No longer a platform for advertising a cigarette brand, these boxes are now covered with rather gruesome images of diseased body parts, depictions of children made ill by their parents smoking habits, and a variety of health warnings, in an attempt to strip the smoking habit of glamour.
While referred to as the “plain” packaging legislation, these new cigarette boxes are anything but plain, and feature gangrenous feet, blind eyes, and written warnings such as “smoking causes peripheral vascular disease” over most of the surface.
Australia has one of the world’s lowest smoking rates, but the federal health minister, Tanya Plibersek said, “Even from a very early age you can see that kids understand the message that the tobacco company is trying to sell through their branding.” She went on to cite studies that showed examples of children linking a crown in a logo with the idea of being a prince or princess.
Further studies indicate that if people have not started smoking by the age of 26, there is a 99% chance they never will, and the Australian government is therefore doing its utmost to prevent youngsters from starting in the first place.
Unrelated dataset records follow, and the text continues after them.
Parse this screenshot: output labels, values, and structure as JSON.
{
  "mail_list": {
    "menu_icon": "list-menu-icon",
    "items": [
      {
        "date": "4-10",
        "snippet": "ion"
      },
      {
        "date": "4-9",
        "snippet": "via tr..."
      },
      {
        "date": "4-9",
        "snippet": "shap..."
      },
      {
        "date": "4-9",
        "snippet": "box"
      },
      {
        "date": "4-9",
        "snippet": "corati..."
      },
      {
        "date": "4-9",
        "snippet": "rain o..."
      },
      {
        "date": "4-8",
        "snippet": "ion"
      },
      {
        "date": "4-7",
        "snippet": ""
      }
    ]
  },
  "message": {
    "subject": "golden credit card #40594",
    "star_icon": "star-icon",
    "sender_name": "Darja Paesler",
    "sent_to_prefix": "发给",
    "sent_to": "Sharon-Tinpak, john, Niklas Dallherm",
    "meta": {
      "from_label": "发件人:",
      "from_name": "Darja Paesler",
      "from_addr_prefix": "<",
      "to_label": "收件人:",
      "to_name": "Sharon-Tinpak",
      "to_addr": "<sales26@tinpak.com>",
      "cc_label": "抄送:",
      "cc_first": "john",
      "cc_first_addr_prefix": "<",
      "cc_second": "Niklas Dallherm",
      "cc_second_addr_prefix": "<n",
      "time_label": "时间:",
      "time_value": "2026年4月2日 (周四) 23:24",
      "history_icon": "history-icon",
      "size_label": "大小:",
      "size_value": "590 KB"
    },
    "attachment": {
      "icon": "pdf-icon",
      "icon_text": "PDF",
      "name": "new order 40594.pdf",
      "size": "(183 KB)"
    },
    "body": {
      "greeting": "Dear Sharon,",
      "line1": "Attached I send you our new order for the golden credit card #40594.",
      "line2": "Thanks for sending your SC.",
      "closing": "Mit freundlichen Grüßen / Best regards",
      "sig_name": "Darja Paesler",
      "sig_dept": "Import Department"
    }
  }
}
As one would expect, the tobacco industry is not too impressed by the plain packaging law, and believe it will boost the black market trade as “Counterfeiters from China and Indonesia will bring lots more of these products down to sell on the streets of Australia.”
Going as far as paying Honduras, Ukraine and the Dominican Republic to challenge the new rules at the World Trade Organisation, leaders in the tobacco industry are prepared to fight the new legislation, and they certainly have the funds to do so.
When it comes to Australian smokers, those questioned remain defiant, with one stating, “The pictures don’t affect me. I just ignore them. You just grab a smoke and put it away,” while another said, “Honestly, there’s only one reason I’d stop, and that’s my little girl.”